My impression of the first TUSC/Left Unity meeting that took place on Wednesday 24 July was that it was a very positive event. I write ‘first’ because there seemed to be a general feeling in the room that future meetings would be a good thing to enable co-operation on the left. I should add straight away that it was made clear by Left Unity that the leadership of the Left Unity project lay in the hands of the National Co-ordinating Group (NCG) and it would have to make a decision if Left Unity wanted to send a delegation to further meetings. I hope the NCG agrees to do so because although TUSC and Left Unity are adopting different strategies there was clearly an overlap in what both projects are attempting to achieve.
This is not a verbatim report because I don’t think it would be in the spirit of the meeting to offer one, but I have just attempted to give a flavour of the discussion. As a supporter of Left Unity and as a member of the TUSC National Steering Committee (as elected by the Independent Socialist Network) I was in the curious position of being on one team (the TUSC team) and also being a supporter of Left Unity’s one member one vote project. My feeling about this is that rather than there being any conflict of interest it was a good thing that I was there as I want to see both projects succeed – preferably by working together as I explained here: http://bit.ly/1cjwb0N I suspect along the spectrum of opinion that exists there are some who solely back TUSC, some who solely back the Left Unity project and others who see the possibility of a positive collaboration. Only time will tell.
Both sides gave opening descriptions of what their projects were about and their general strengths with the TUSC focusing on its electoral record and trade union support – in particular the official support of the RMT and Left Unity mentioning the Ken Loach appeal and the over 9,000 people who had signed it and the 90 groups that have been established. Then a general discussion took place about the political situation, the relationship of the Labour Party to the trade unions and other matters.
It should be noted that by the end of the meeting the RMT had four official representatives in the room. Within their group there were a range of views about TUSC and Left Unity. The RMT President Peter Pinkney has already publicly stated that he supports a Syriza type project for Britain and has criticisms of what he sees as TUSC’s narrowness. The other RMT representatives Sean McGowan, Sean Hoyle and Darren Ireland explained how they wanted to strengthen TUSC. Dave Nellist and Clive Heemskirk presented the Socialist Party view in their contributions. In particular why they feel the TUSC coalition model is durable because it is built by consensus and with a trade union spine. They informed the meeting that TUSC had stood over 500 candidates and gained over 100,000 in three and a half years and in recent local elections had averaged 3.5 per cent of the vote.

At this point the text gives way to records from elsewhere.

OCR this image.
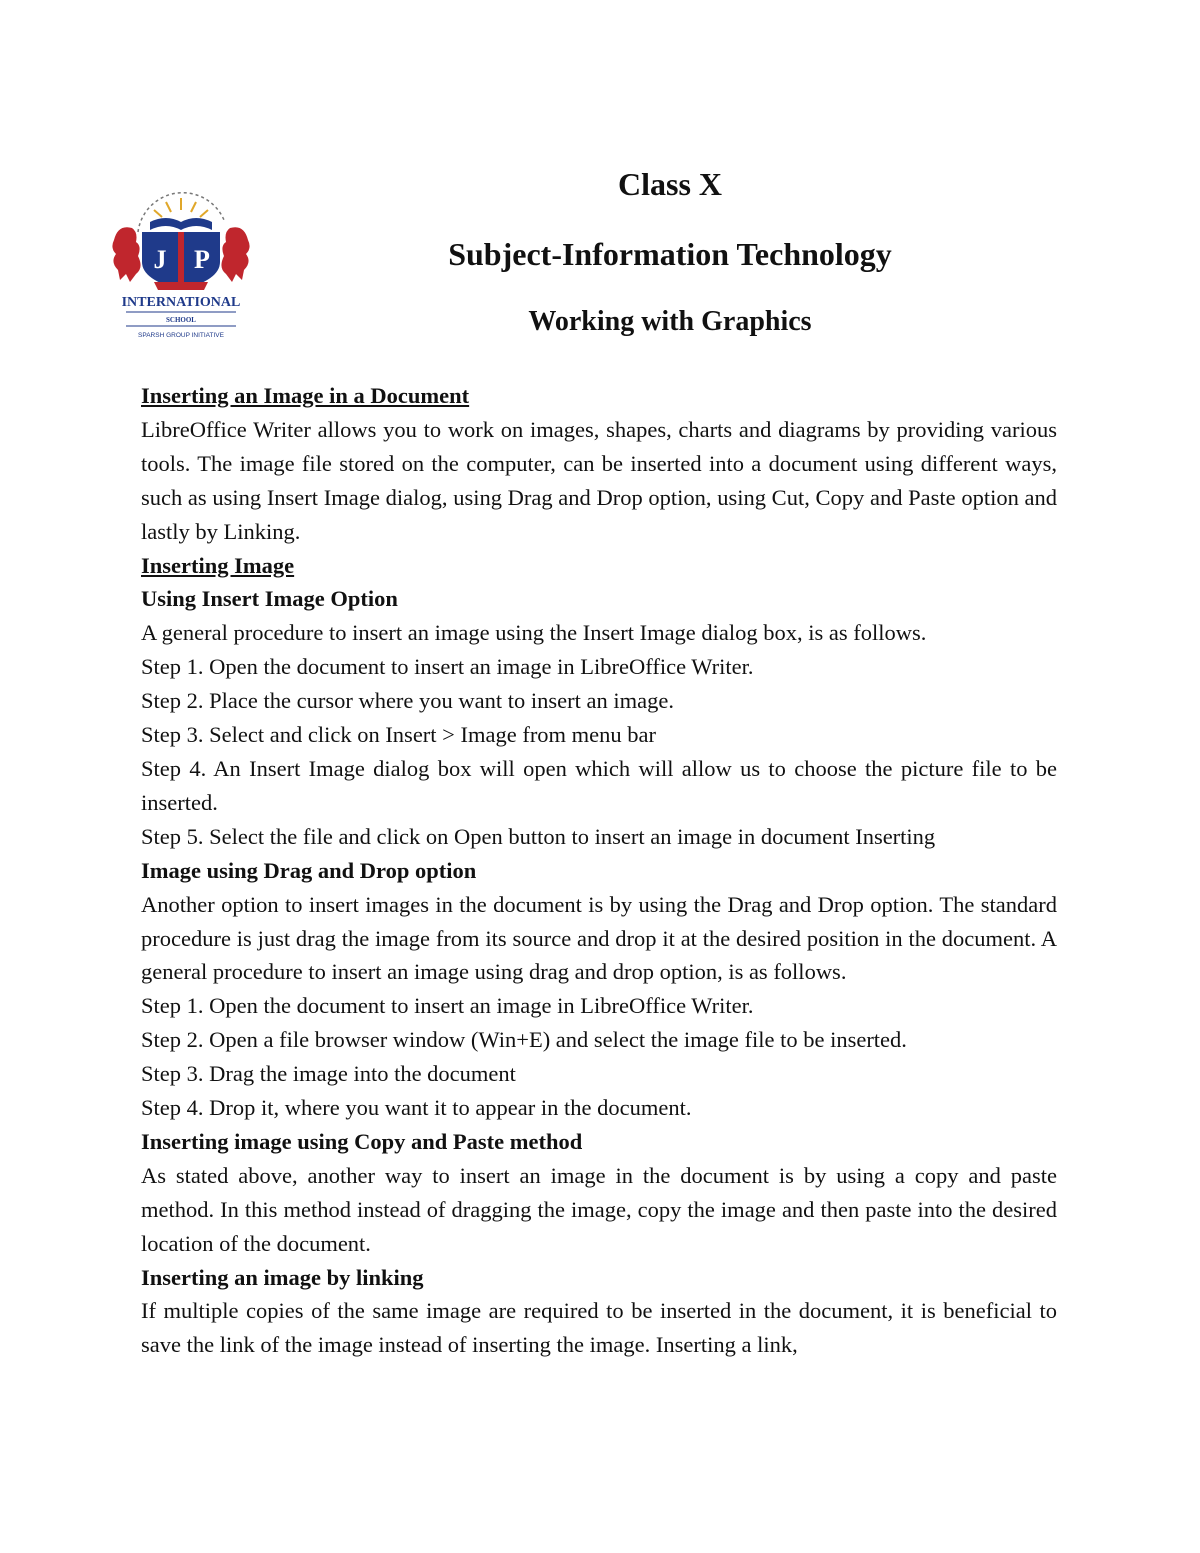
J P
INTERNATIONAL
SCHOOL
SPARSH GROUP INITIATIVE
Class X
Subject-Information Technology
Working with Graphics

Inserting an Image in a Document

LibreOffice Writer allows you to work on images, shapes, charts and diagrams by providing various tools. The image file stored on the computer, can be inserted into a document using different ways, such as using Insert Image dialog, using Drag and Drop option, using Cut, Copy and Paste option and lastly by Linking.

Inserting Image

Using Insert Image Option

A general procedure to insert an image using the Insert Image dialog box, is as follows.

Step 1. Open the document to insert an image in LibreOffice Writer.

Step 2. Place the cursor where you want to insert an image.

Step 3. Select and click on Insert > Image from menu bar

Step 4. An Insert Image dialog box will open which will allow us to choose the picture file to be inserted.

Step 5. Select the file and click on Open button to insert an image in document Inserting

Image using Drag and Drop option

Another option to insert images in the document is by using the Drag and Drop option. The standard procedure is just drag the image from its source and drop it at the desired position in the document. A general procedure to insert an image using drag and drop option, is as follows.

Step 1. Open the document to insert an image in LibreOffice Writer.

Step 2. Open a file browser window (Win+E) and select the image file to be inserted.

Step 3. Drag the image into the document

Step 4. Drop it, where you want it to appear in the document.

Inserting image using Copy and Paste method

As stated above, another way to insert an image in the document is by using a copy and paste method. In this method instead of dragging the image, copy the image and then paste into the desired location of the document.

Inserting an image by linking

If multiple copies of the same image are required to be inserted in the document, it is beneficial to save the link of the image instead of inserting the image. Inserting a link,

Kate Hudson explained the strength of feeling from the May 11th meeting that Left Unity should be a one-person-one-vote organisation, that no federal or coalition building aspect to the project was envisaged with TUSC or any of the left groups that exist. Sharon McCourt with clarity and cogency, explained that where she lived in Birmingham there was a need for an alternative to the Labour Party, especially from those who lived in some of the poorest areas and did not have trade union representation, and Left Unity was about that. Andrew Burgin said that the Left Unity project was based on the idea that a mass party is a possibility. Bianca Todd said that while Left Unity was still developing it was clear that ‘people wanted a voice’ and that trade unionists could be part of the Left Unity project.

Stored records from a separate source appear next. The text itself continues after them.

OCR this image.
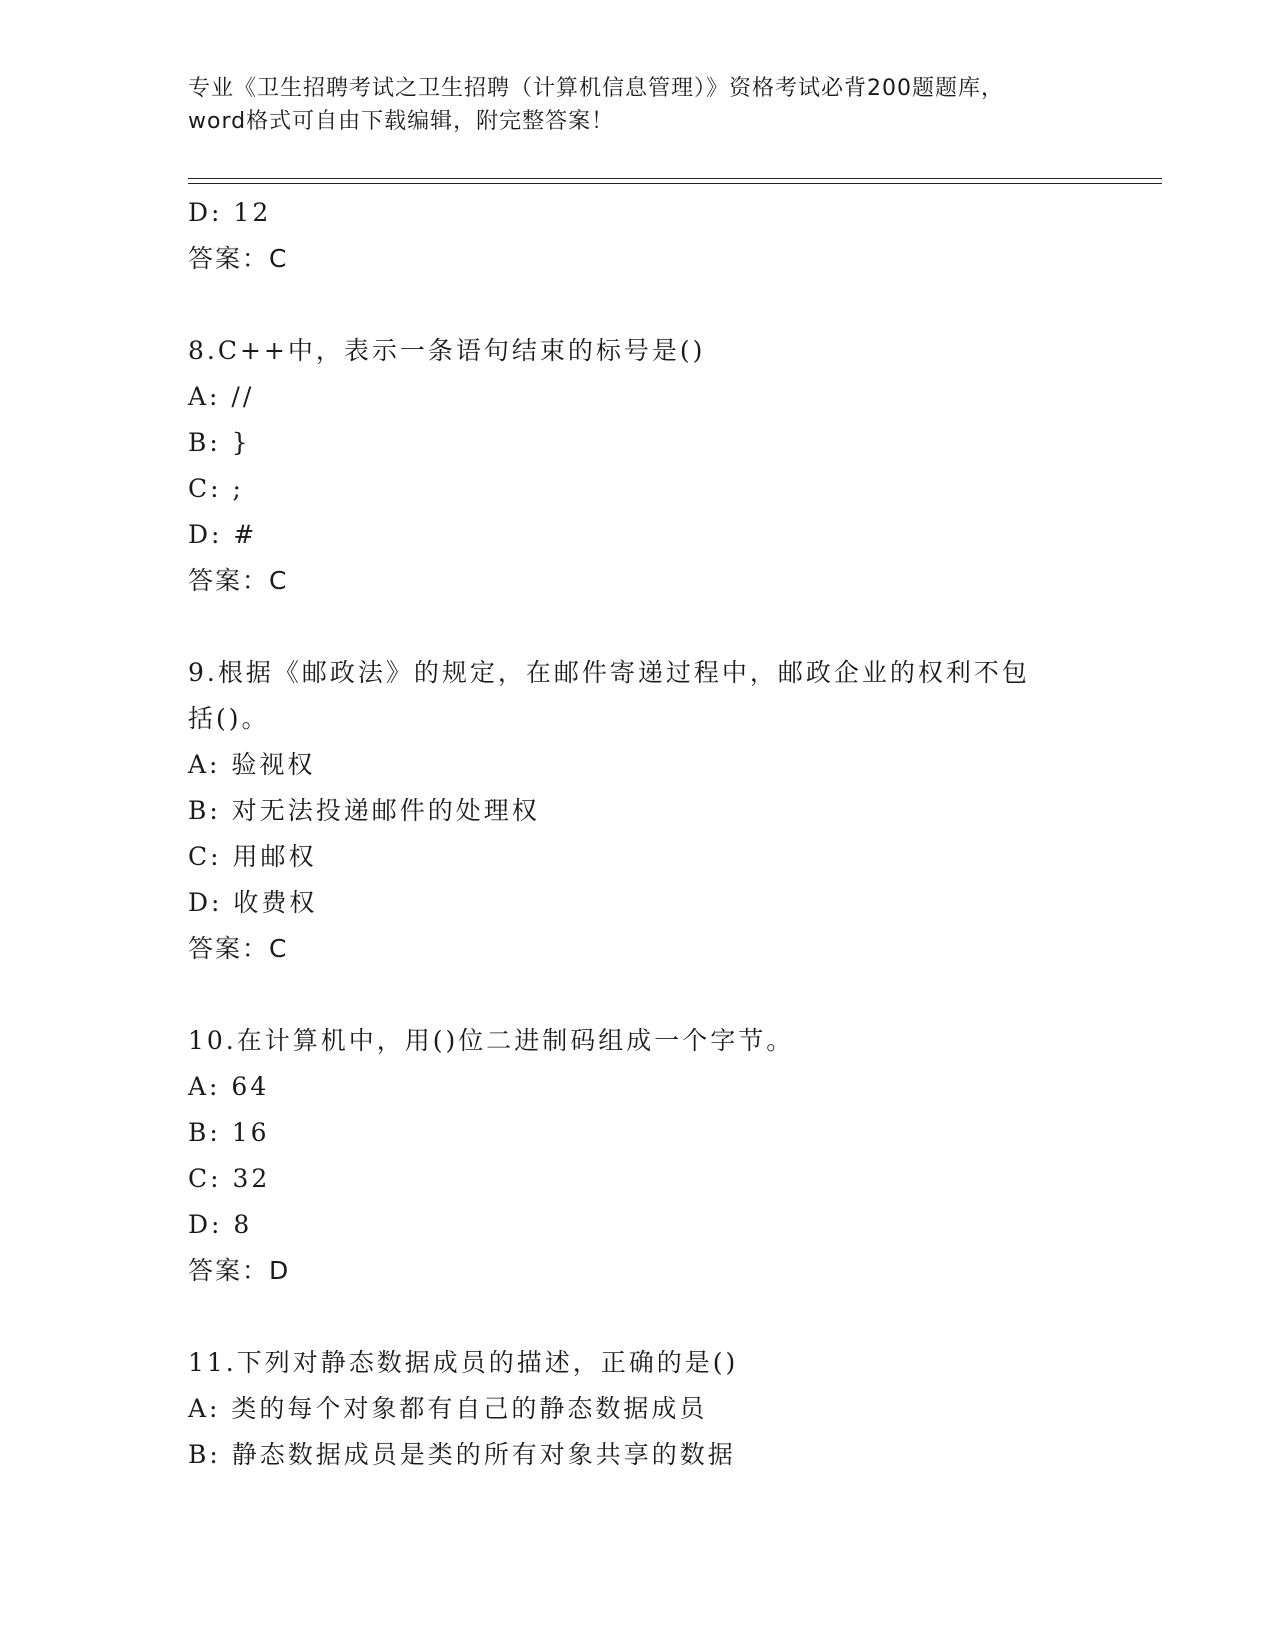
专业《卫生招聘考试之卫生招聘（计算机信息管理）》资格考试必背200题题库，
word格式可自由下载编辑，附完整答案！
D: 12
答案：C
8.C++中，表示一条语句结束的标号是()
A: //
B: }
C: ;
D: #
答案：C
9.根据《邮政法》的规定，在邮件寄递过程中，邮政企业的权利不包
括()。
A: 验视权
B: 对无法投递邮件的处理权
C: 用邮权
D: 收费权
答案：C
10.在计算机中，用()位二进制码组成一个字节。
A: 64
B: 16
C: 32
D: 8
答案：D
11.下列对静态数据成员的描述，正确的是()
A: 类的每个对象都有自己的静态数据成员
B: 静态数据成员是类的所有对象共享的数据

There was some discussion about the role of Unite in the labour movement and its relationship to Labour and also whether other trade unions, like the RMT might move to supporting a political alternative to the Labour Party.
As, hopefully, a first meeting between the two, my overall feeling is that it was a good start. With everyone in the room being clear that it was simply a discussion with no one empowered to offer or receive anything. While TUSC would like Left Unity to be part of its coalition it is self evident that this is not going to happen. Neither is TUSC going to fold and ask individual trade unionist to join Left Unity. So, both are going to develop their own projects.
For my part I argued that rather than there being a conflict of interest between the two projects there was a coalition of interest in building a mass party to the left of Labour. In my view Left Unity and TUSC are adversarial allies on the same project that will unfold over time. I explained that from the ISN point of view it was good that the RMT had decided to back socialist candidates against Labour candidates and that it was good that the Ken Loach appeal had got over 9,000 people signed up to Left Unity. Both of these are positive developments and the left is stronger for it. The critical thing is are TUSC and Left Unity able to demonstrate to a much wider audience that they are capable of developing a positive collaboration for the benefit of the working class as a whole? As Andrew Burgin said there is the space for a new mass party of the left; my view is that by TUSC and Left Unity recognising each other’s strengths the possibility exists that they could collaborate together into bringing it into being. In the next few years this will be the critical test: we need to put the interests of our class above the interest of any particular project.